10. Culture is super organic and Ideational:
Culture is sometimes called ‘the superorganic’. By ‘superorganic’ Herbert Spencer meant that culture is neither organic nor inorganic in nature but above these two. The term implies the social meaning of physical objects and physiological acts. The social meaning may be independent of physiological and physical properties and characteristics.
For example, the social meaning of a national flag is not just ‘a piece of coloured cloth’. The flag represents a nation. Similarly, priests and prisoners, professors and professionals, players, engineers and doctors, farmers and soldiers, and others are not just biological beings. They are viewed in their society differently. Their social status and role can be understood only through culture.
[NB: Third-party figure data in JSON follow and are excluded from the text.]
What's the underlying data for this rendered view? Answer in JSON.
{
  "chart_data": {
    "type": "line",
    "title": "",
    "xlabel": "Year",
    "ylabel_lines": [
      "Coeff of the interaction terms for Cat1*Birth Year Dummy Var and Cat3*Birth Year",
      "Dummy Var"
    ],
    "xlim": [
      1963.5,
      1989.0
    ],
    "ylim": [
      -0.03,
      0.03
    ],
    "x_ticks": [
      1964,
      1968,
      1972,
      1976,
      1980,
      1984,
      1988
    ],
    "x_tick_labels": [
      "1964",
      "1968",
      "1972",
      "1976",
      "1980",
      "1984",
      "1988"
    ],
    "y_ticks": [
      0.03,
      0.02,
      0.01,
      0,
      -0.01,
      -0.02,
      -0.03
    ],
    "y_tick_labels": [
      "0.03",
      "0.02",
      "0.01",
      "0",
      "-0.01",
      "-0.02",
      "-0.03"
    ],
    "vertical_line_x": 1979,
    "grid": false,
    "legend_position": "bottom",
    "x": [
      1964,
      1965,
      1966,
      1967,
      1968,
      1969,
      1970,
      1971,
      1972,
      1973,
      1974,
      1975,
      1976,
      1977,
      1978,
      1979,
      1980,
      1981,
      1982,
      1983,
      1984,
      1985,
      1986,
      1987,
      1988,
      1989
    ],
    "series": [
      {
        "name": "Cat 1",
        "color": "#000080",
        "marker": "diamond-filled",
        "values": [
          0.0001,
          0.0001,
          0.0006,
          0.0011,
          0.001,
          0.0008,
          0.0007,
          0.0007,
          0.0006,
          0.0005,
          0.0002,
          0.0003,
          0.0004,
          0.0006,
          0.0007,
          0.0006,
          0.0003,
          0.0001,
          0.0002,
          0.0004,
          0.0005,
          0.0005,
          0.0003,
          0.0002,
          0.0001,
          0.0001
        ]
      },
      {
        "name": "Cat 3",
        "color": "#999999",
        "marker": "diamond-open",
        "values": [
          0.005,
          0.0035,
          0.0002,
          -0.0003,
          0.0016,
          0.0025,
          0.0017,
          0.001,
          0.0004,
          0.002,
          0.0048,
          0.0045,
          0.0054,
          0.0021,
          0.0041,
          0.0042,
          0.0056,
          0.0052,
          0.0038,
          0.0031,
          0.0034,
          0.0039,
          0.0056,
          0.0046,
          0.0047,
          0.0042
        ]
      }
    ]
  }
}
Further, every society considers its culture as an ideal. It is regarded as an end in itself. It is intrinsically valuable. The people are also aware of their culture as an ideal one. They are proud of their cultural heritage.
Culture and Society:
Culture and society are not one and the same. A culture is a system of behaviour shared by the members of a society. A society is a group of people who share a common culture. As Lalph Linton puts it, ‘A society is an organised group of individuals. A Culture is an organised group of learned responses characteristic of a particular society’.
A society is composed of people who are interacting on the basis of shared beliefs, customs, values, and activities. The common patterns which govern their interaction make up the culture of the society.
As Gillin and Gill in have pointed out, ‘culture is the cement binding together into a society its component individuals human society is people interacting; culture is the patterning of their behaviour.